The US, UK, and three other governments have called on tech companies to build backdoors into their encrypted products, so that law enforcement will always be able to obtain access. If companies don’t, the governments say they “may pursue technological, enforcement, legislative, or other measures” in order to get into locked devices and services.
Their statement came out of a meeting last week between nations in the Five Eyes pact, an intelligence sharing agreement between the US, UK, Canada, Australia, and New Zealand. The nations issued a statement covering a range of technology-related issues they face, but it was their remarks on encryption that stood out the most.
They want voluntary action... but threaten to mandate it
In their memo, the governments stress that these backdoors would only be for “lawful” access to a device, such as in a criminal investigation. And they plan to start by encouraging tech companies to voluntarily add them. But the backdoors would only be voluntary to a point, because the governments say that they might mandate a way in if they “continue to encounter impediments” to accessing encrypted data.

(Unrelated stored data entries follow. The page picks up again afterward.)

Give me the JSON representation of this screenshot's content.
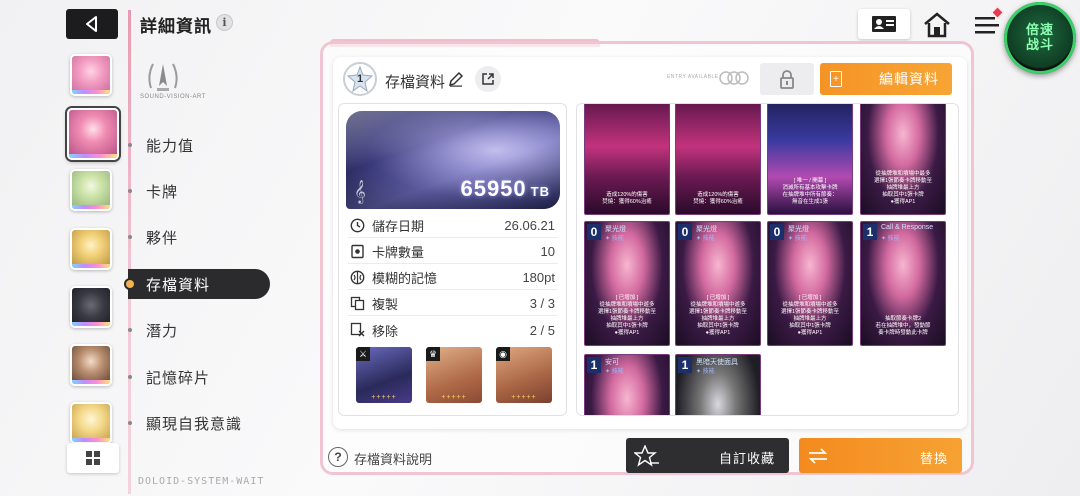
{
  "header": {
    "title": "詳細資訊",
    "info_symbol": "i",
    "speed_button": [
      "倍速",
      "战斗"
    ]
  },
  "sidebar": {
    "logo_text": "SOUND-VISION-ART",
    "menu": [
      {
        "label": "能力值",
        "active": false
      },
      {
        "label": "卡牌",
        "active": false
      },
      {
        "label": "夥伴",
        "active": false
      },
      {
        "label": "存檔資料",
        "active": true
      },
      {
        "label": "潛力",
        "active": false
      },
      {
        "label": "記憶碎片",
        "active": false
      },
      {
        "label": "顯現自我意識",
        "active": false
      }
    ],
    "bottom_code": "DOLOID-SYSTEM-WAIT"
  },
  "panel": {
    "level": "1",
    "title": "存檔資料",
    "tiny_label": "ENTRY AVAILABLE",
    "edit_button": "編輯資料",
    "tb_value": "65950",
    "tb_unit": "TB",
    "stats": [
      {
        "key": "儲存日期",
        "value": "26.06.21",
        "icon": "clock-icon"
      },
      {
        "key": "卡牌數量",
        "value": "10",
        "icon": "card-icon"
      },
      {
        "key": "模糊的記憶",
        "value": "180pt",
        "icon": "brain-icon"
      },
      {
        "key": "複製",
        "value": "3 / 3",
        "icon": "copy-icon"
      },
      {
        "key": "移除",
        "value": "2 / 5",
        "icon": "remove-icon"
      }
    ],
    "gear_tags": [
      "⚔",
      "♛",
      "◉"
    ],
    "gear_stars": "+++++"
  },
  "cards": [
    {
      "cost": "",
      "name": "",
      "sub": "",
      "desc": "造成120%的傷害\n焚燒：獲得60%治癒",
      "bg": "bg-pink"
    },
    {
      "cost": "",
      "name": "",
      "sub": "",
      "desc": "造成120%的傷害\n焚燒：獲得60%治癒",
      "bg": "bg-pink"
    },
    {
      "cost": "",
      "name": "",
      "sub": "",
      "desc": "[ 唯一 / 開幕 ]\n消滅所有基本攻擊卡牌\n在抽牌堆中所有節奏：\n無音在生成1張",
      "bg": "bg-blue"
    },
    {
      "cost": "",
      "name": "",
      "sub": "",
      "desc": "從抽牌堆和墳場中最多\n選擇1張節奏卡牌移動至\n抽牌堆最上方\n抽取其中1張卡牌\n●獲得AP1",
      "bg": "bg-girl"
    },
    {
      "cost": "0",
      "name": "聚光燈",
      "sub": "技能",
      "desc": "[ 已增加 ]\n從抽牌堆和墳場中遊多\n選擇1張節奏卡牌移動至\n抽牌堆最上方\n抽取其中1張卡牌\n●獲得AP1",
      "bg": "bg-girl"
    },
    {
      "cost": "0",
      "name": "聚光燈",
      "sub": "技能",
      "desc": "[ 已增加 ]\n從抽牌堆和墳場中遊多\n選擇1張節奏卡牌移動至\n抽牌堆最上方\n抽取其中1張卡牌\n●獲得AP1",
      "bg": "bg-girl"
    },
    {
      "cost": "0",
      "name": "聚光燈",
      "sub": "技能",
      "desc": "[ 已增加 ]\n從抽牌堆和墳場中遊多\n選擇1張節奏卡牌移動至\n抽牌堆最上方\n抽取其中1張卡牌\n●獲得AP1",
      "bg": "bg-girl"
    },
    {
      "cost": "1",
      "name": "Call & Response",
      "sub": "技能",
      "desc": "抽取節奏卡牌2\n若在抽牌堆中，發動節\n奏卡牌時發動此卡牌",
      "bg": "bg-girl"
    },
    {
      "cost": "1",
      "name": "安可",
      "sub": "技能",
      "desc": "",
      "bg": "bg-girl"
    },
    {
      "cost": "1",
      "name": "黑暗天使面具",
      "sub": "技能",
      "desc": "",
      "bg": "bg-dark"
    }
  ],
  "footer": {
    "help_symbol": "?",
    "help_text": "存檔資料說明",
    "custom_button": "自訂收藏",
    "replace_button": "替換"
  },
  "colors": {
    "accent_orange": "#f59425",
    "dark_button": "#2e2e30",
    "pink_border": "#f0c5d1"
  }
}
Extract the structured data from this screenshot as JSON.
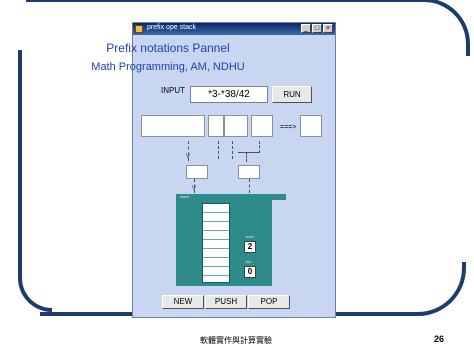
{
  "window": {
    "title": "prefix ope stack"
  },
  "heading": {
    "line1": "Prefix notations Pannel",
    "line2": "Math Programming, AM, NDHU"
  },
  "input": {
    "label": "INPUT",
    "value": "*3-*38/42"
  },
  "buttons": {
    "run": "RUN",
    "new": "NEW",
    "push": "PUSH",
    "pop": "POP"
  },
  "arrow_label": "===>",
  "wire_marks": {
    "left": "V",
    "mid": "V"
  },
  "stack": {
    "slot_count": 8,
    "labels": {
      "header": "stack",
      "top": "num",
      "bottom": "top"
    },
    "count_value": "2",
    "top_value": "0"
  },
  "footer": {
    "text": "軟體實作與計算實驗",
    "page": "26"
  }
}
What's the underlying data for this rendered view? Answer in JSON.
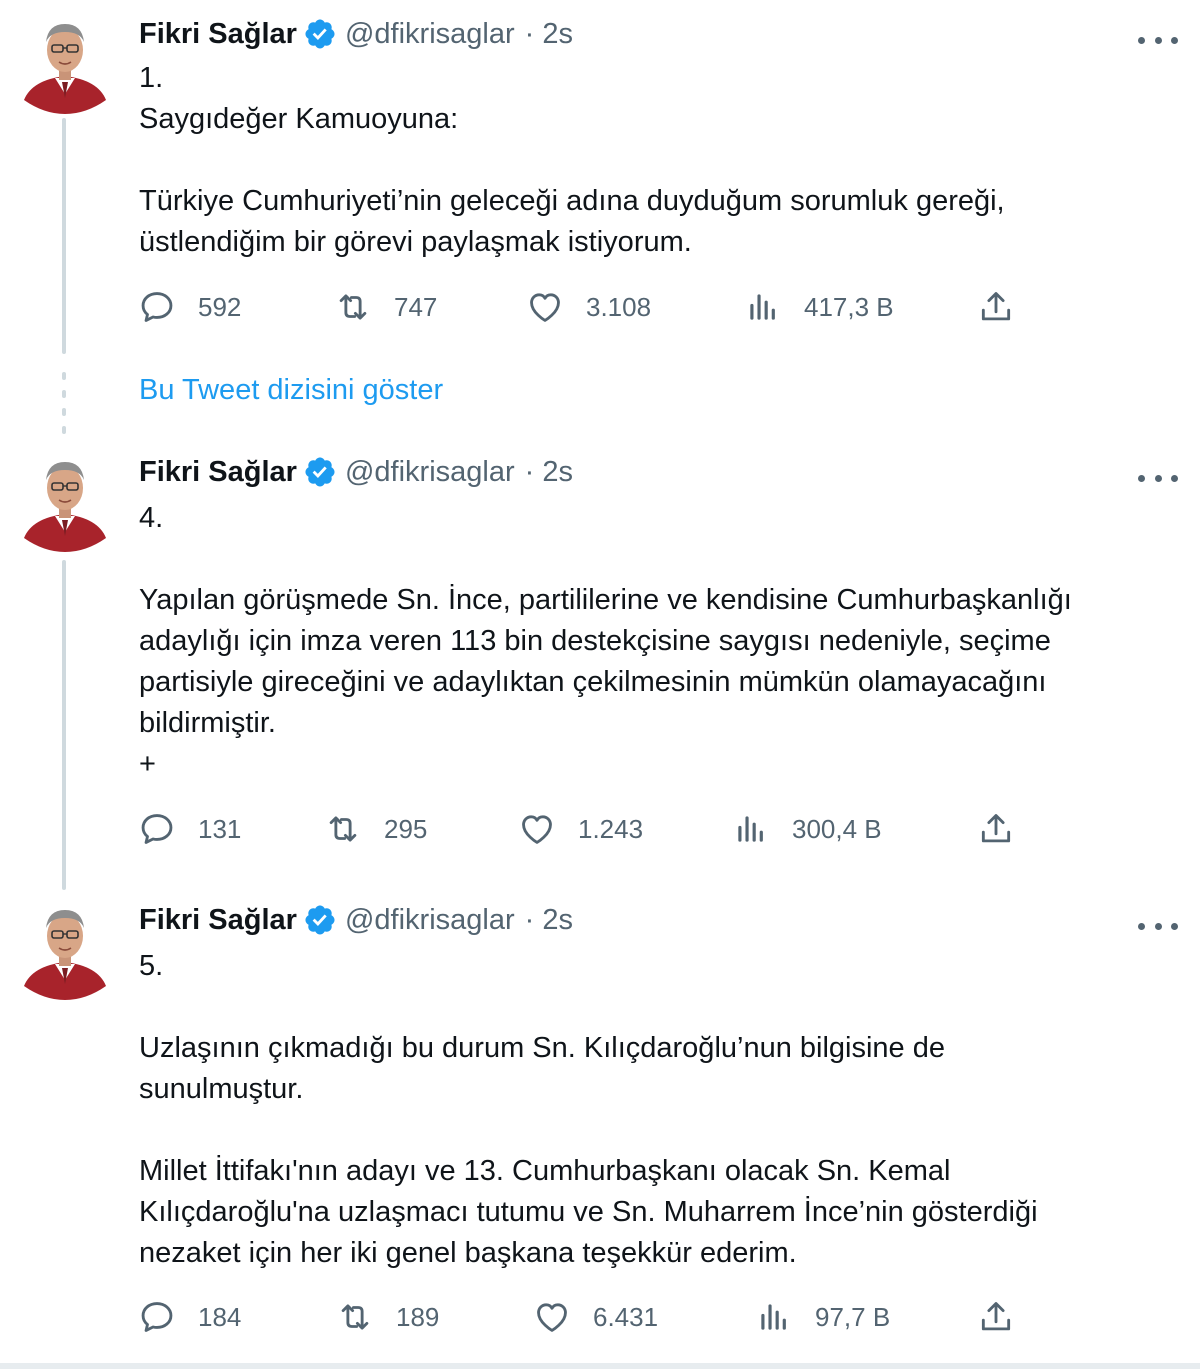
{
  "tweets": [
    {
      "name": "Fikri Sağlar",
      "handle": "@dfikrisaglar",
      "time": "· 2s",
      "text": "1.\nSaygıdeğer Kamuoyuna:\n\nTürkiye Cumhuriyeti’nin geleceği adına duyduğum sorumluk gereği,\nüstlendiğim bir görevi paylaşmak istiyorum.",
      "replies": "592",
      "retweets": "747",
      "likes": "3.108",
      "views": "417,3 B"
    },
    {
      "name": "Fikri Sağlar",
      "handle": "@dfikrisaglar",
      "time": "· 2s",
      "text": "4.\n\nYapılan görüşmede Sn. İnce, partililerine ve kendisine Cumhurbaşkanlığı\nadaylığı için imza veren 113 bin destekçisine saygısı nedeniyle, seçime\npartisiyle gireceğini ve adaylıktan çekilmesinin mümkün olamayacağını\nbildirmiştir.\n+",
      "replies": "131",
      "retweets": "295",
      "likes": "1.243",
      "views": "300,4 B"
    },
    {
      "name": "Fikri Sağlar",
      "handle": "@dfikrisaglar",
      "time": "· 2s",
      "text": "5.\n\nUzlaşının çıkmadığı bu durum Sn. Kılıçdaroğlu’nun bilgisine de\nsunulmuştur.\n\nMillet İttifakı'nın adayı ve 13. Cumhurbaşkanı olacak Sn. Kemal\nKılıçdaroğlu'na uzlaşmacı tutumu ve Sn. Muharrem İnce’nin gösterdiği\nnezaket için her iki genel başkana teşekkür ederim.",
      "replies": "184",
      "retweets": "189",
      "likes": "6.431",
      "views": "97,7 B"
    }
  ],
  "show_thread_label": "Bu Tweet dizisini göster",
  "colors": {
    "accent": "#1d9bf0",
    "text": "#0f1419",
    "secondary": "#536471",
    "thread_line": "#cfd9de"
  },
  "icons": [
    "reply-icon",
    "retweet-icon",
    "like-icon",
    "views-icon",
    "share-icon",
    "verified-badge-icon",
    "more-icon"
  ]
}
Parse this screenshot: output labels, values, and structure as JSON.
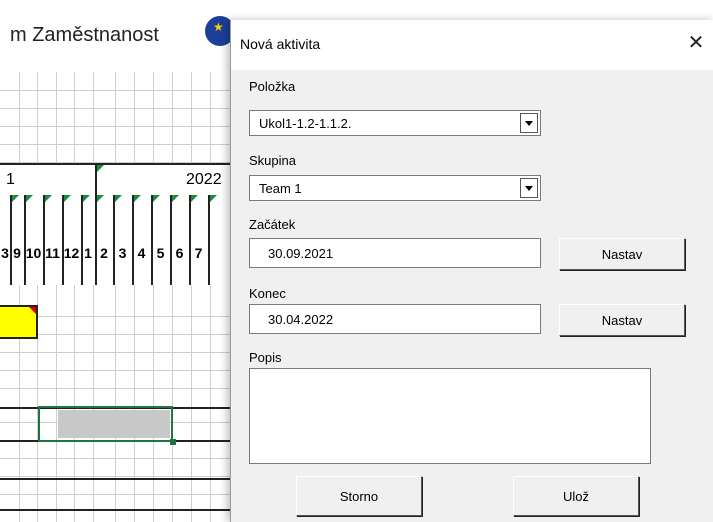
{
  "background": {
    "banner_text": "m Zaměstnanost",
    "year_left": "1",
    "year_right": "2022",
    "months": [
      "3",
      "9",
      "10",
      "11",
      "12",
      "1",
      "2",
      "3",
      "4",
      "5",
      "6",
      "7"
    ]
  },
  "dialog": {
    "title": "Nová aktivita",
    "close_symbol": "✕",
    "polozka": {
      "label": "Položka",
      "value": "Ukol1-1.2-1.1.2."
    },
    "skupina": {
      "label": "Skupina",
      "value": "Team 1"
    },
    "zacatek": {
      "label": "Začátek",
      "value": "30.09.2021",
      "button": "Nastav"
    },
    "konec": {
      "label": "Konec",
      "value": "30.04.2022",
      "button": "Nastav"
    },
    "popis": {
      "label": "Popis",
      "value": ""
    },
    "storno_label": "Storno",
    "uloz_label": "Ulož"
  },
  "colors": {
    "selection": "#217346",
    "highlight_cell": "#ffff00",
    "eu_blue": "#1b3f9a"
  }
}
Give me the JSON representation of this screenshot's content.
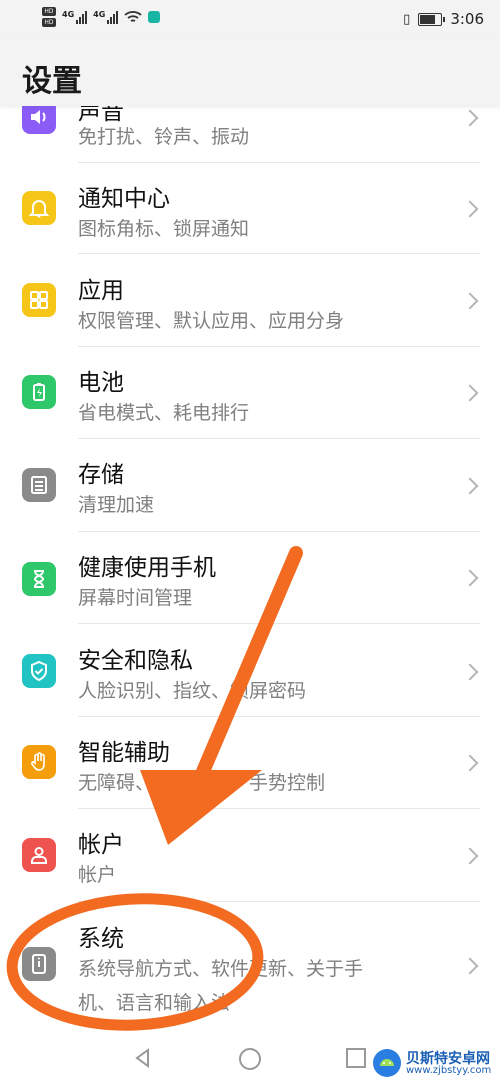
{
  "status_bar": {
    "hd1": "HD",
    "hd2": "HD",
    "gen1": "4G",
    "gen2": "4G",
    "time": "3:06"
  },
  "header": {
    "title": "设置"
  },
  "items": [
    {
      "title": "声音",
      "subtitle": "免打扰、铃声、振动",
      "subtitle2": "",
      "icon": "speaker-icon",
      "color": "#8b5cf6"
    },
    {
      "title": "通知中心",
      "subtitle": "图标角标、锁屏通知",
      "subtitle2": "",
      "icon": "bell-icon",
      "color": "#f5c518"
    },
    {
      "title": "应用",
      "subtitle": "权限管理、默认应用、应用分身",
      "subtitle2": "",
      "icon": "apps-grid-icon",
      "color": "#f5c518"
    },
    {
      "title": "电池",
      "subtitle": "省电模式、耗电排行",
      "subtitle2": "",
      "icon": "battery-icon",
      "color": "#2ec86a"
    },
    {
      "title": "存储",
      "subtitle": "清理加速",
      "subtitle2": "",
      "icon": "storage-icon",
      "color": "#8a8a8a"
    },
    {
      "title": "健康使用手机",
      "subtitle": "屏幕时间管理",
      "subtitle2": "",
      "icon": "hourglass-icon",
      "color": "#2ec86a"
    },
    {
      "title": "安全和隐私",
      "subtitle": "人脸识别、指纹、锁屏密码",
      "subtitle2": "",
      "icon": "shield-icon",
      "color": "#22c3c3"
    },
    {
      "title": "智能辅助",
      "subtitle": "无障碍、智能识屏、手势控制",
      "subtitle2": "",
      "icon": "hand-icon",
      "color": "#f59e0b"
    },
    {
      "title": "帐户",
      "subtitle": "帐户",
      "subtitle2": "",
      "icon": "person-icon",
      "color": "#ef5350"
    },
    {
      "title": "系统",
      "subtitle": "系统导航方式、软件更新、关于手",
      "subtitle2": "机、语言和输入法",
      "icon": "system-icon",
      "color": "#8a8a8a"
    }
  ],
  "annotation_color": "#f26b21",
  "watermark": {
    "title": "贝斯特安卓网",
    "url": "www.zjbstyy.com"
  }
}
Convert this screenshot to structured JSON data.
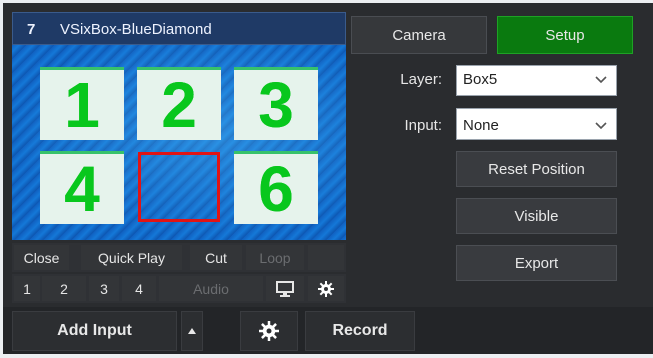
{
  "preview": {
    "number": "7",
    "title": "VSixBox-BlueDiamond",
    "boxes": [
      "1",
      "2",
      "3",
      "4",
      "",
      "6"
    ],
    "selected_box_index": 4
  },
  "controls": {
    "row1": [
      "Close",
      "Quick Play",
      "Cut",
      "Loop"
    ],
    "row2": [
      "1",
      "2",
      "3",
      "4"
    ],
    "audio": "Audio",
    "monitor_icon": "monitor-icon",
    "settings_icon": "gear-icon"
  },
  "tabs": {
    "camera": "Camera",
    "setup": "Setup"
  },
  "layer": {
    "label": "Layer:",
    "value": "Box5"
  },
  "input": {
    "label": "Input:",
    "value": "None"
  },
  "buttons": {
    "reset": "Reset Position",
    "visible": "Visible",
    "export": "Export"
  },
  "bottom": {
    "add_input": "Add Input",
    "record": "Record",
    "dropdown_icon": "caret-up-icon",
    "settings_icon": "gear-icon"
  },
  "colors": {
    "setup_active": "#0a7a0f",
    "header_blue": "#1f3a66",
    "selected_border": "#e11414",
    "number_green": "#08c71d"
  }
}
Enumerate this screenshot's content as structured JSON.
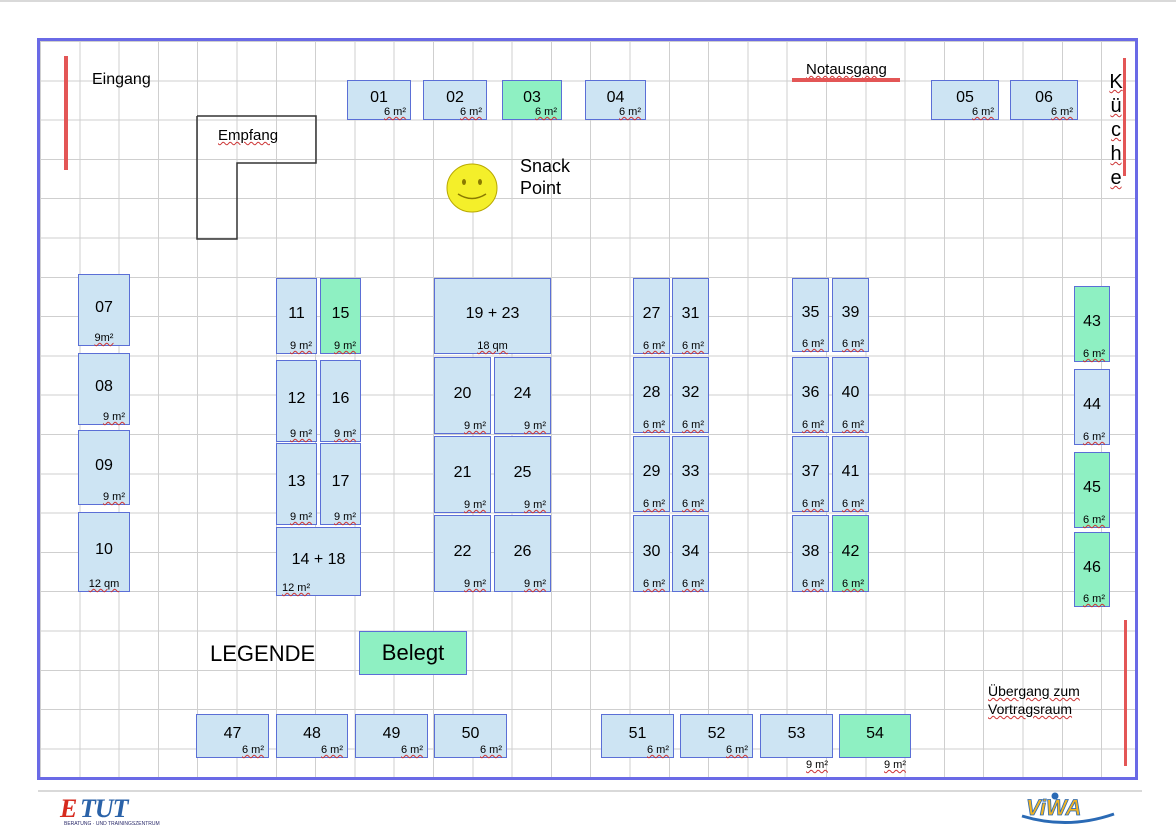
{
  "labels": {
    "entrance": "Eingang",
    "reception": "Empfang",
    "emergency_exit": "Notausgang",
    "snack_point_line1": "Snack",
    "snack_point_line2": "Point",
    "kitchen_letters": [
      "K",
      "ü",
      "c",
      "h",
      "e"
    ],
    "transition_line1": "Übergang zum",
    "transition_line2": "Vortragsraum"
  },
  "legend": {
    "title": "LEGENDE",
    "occupied_label": "Belegt",
    "occupied_color": "#8ef0c2",
    "free_color": "#cde4f3"
  },
  "logos": {
    "left": "ETUT",
    "left_subtitle": "BERATUNG · UND TRAININGSZENTRUM",
    "right": "ViWA"
  },
  "stands": [
    {
      "num": "01",
      "size": "6 m²",
      "occupied": false
    },
    {
      "num": "02",
      "size": "6 m²",
      "occupied": false
    },
    {
      "num": "03",
      "size": "6 m²",
      "occupied": true
    },
    {
      "num": "04",
      "size": "6 m²",
      "occupied": false
    },
    {
      "num": "05",
      "size": "6 m²",
      "occupied": false
    },
    {
      "num": "06",
      "size": "6 m²",
      "occupied": false
    },
    {
      "num": "07",
      "size": "9m²",
      "occupied": false
    },
    {
      "num": "08",
      "size": "9 m²",
      "occupied": false
    },
    {
      "num": "09",
      "size": "9 m²",
      "occupied": false
    },
    {
      "num": "10",
      "size": "12 qm",
      "occupied": false
    },
    {
      "num": "11",
      "size": "9 m²",
      "occupied": false
    },
    {
      "num": "15",
      "size": "9 m²",
      "occupied": true
    },
    {
      "num": "12",
      "size": "9 m²",
      "occupied": false
    },
    {
      "num": "16",
      "size": "9 m²",
      "occupied": false
    },
    {
      "num": "13",
      "size": "9 m²",
      "occupied": false
    },
    {
      "num": "17",
      "size": "9 m²",
      "occupied": false
    },
    {
      "num": "14 + 18",
      "size": "12 m²",
      "occupied": false
    },
    {
      "num": "19  +  23",
      "size": "18 qm",
      "occupied": false
    },
    {
      "num": "20",
      "size": "9 m²",
      "occupied": false
    },
    {
      "num": "24",
      "size": "9 m²",
      "occupied": false
    },
    {
      "num": "21",
      "size": "9 m²",
      "occupied": false
    },
    {
      "num": "25",
      "size": "9 m²",
      "occupied": false
    },
    {
      "num": "22",
      "size": "9 m²",
      "occupied": false
    },
    {
      "num": "26",
      "size": "9 m²",
      "occupied": false
    },
    {
      "num": "27",
      "size": "6 m²",
      "occupied": false
    },
    {
      "num": "31",
      "size": "6 m²",
      "occupied": false
    },
    {
      "num": "28",
      "size": "6 m²",
      "occupied": false
    },
    {
      "num": "32",
      "size": "6 m²",
      "occupied": false
    },
    {
      "num": "29",
      "size": "6 m²",
      "occupied": false
    },
    {
      "num": "33",
      "size": "6 m²",
      "occupied": false
    },
    {
      "num": "30",
      "size": "6 m²",
      "occupied": false
    },
    {
      "num": "34",
      "size": "6 m²",
      "occupied": false
    },
    {
      "num": "35",
      "size": "6 m²",
      "occupied": false
    },
    {
      "num": "39",
      "size": "6 m²",
      "occupied": false
    },
    {
      "num": "36",
      "size": "6 m²",
      "occupied": false
    },
    {
      "num": "40",
      "size": "6 m²",
      "occupied": false
    },
    {
      "num": "37",
      "size": "6 m²",
      "occupied": false
    },
    {
      "num": "41",
      "size": "6 m²",
      "occupied": false
    },
    {
      "num": "38",
      "size": "6 m²",
      "occupied": false
    },
    {
      "num": "42",
      "size": "6 m²",
      "occupied": true
    },
    {
      "num": "43",
      "size": "6 m²",
      "occupied": true
    },
    {
      "num": "44",
      "size": "6 m²",
      "occupied": false
    },
    {
      "num": "45",
      "size": "6 m²",
      "occupied": true
    },
    {
      "num": "46",
      "size": "6 m²",
      "occupied": true
    },
    {
      "num": "47",
      "size": "6 m²",
      "occupied": false
    },
    {
      "num": "48",
      "size": "6 m²",
      "occupied": false
    },
    {
      "num": "49",
      "size": "6 m²",
      "occupied": false
    },
    {
      "num": "50",
      "size": "6 m²",
      "occupied": false
    },
    {
      "num": "51",
      "size": "6 m²",
      "occupied": false
    },
    {
      "num": "52",
      "size": "6 m²",
      "occupied": false
    },
    {
      "num": "53",
      "size": "9 m²",
      "occupied": false
    },
    {
      "num": "54",
      "size": "9 m²",
      "occupied": true
    }
  ]
}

At this point, their request for a backdoor is more of a wish than a command or a threat. But the statement speaks to the growing movement against encryption by governments and lawmakers, who see it as an impediment to law enforcement. As encryption grows more and more accessible in the coming years, these requests are only likely to grow — and could eventually lead to action.
Tech companies have also been wary to comply. Adding a backdoor into their products would inherently mean that their promise of data privacy is broken. It would also open them up to similar requests from other countries, which could use the backdoor access for spying in inappropriate circumstances.
In addition to touching on encryption, the nations also issued a memo on keeping online spaces free from child predators, terrorists, and other bad actors. They asked tech companies to build tools that could prevent illegal content from “ever being uploaded,” while reiterating familiar requests like using humans and automated tools to remove existing content and collaborating across the industry to ID bad content so that it can’t spread.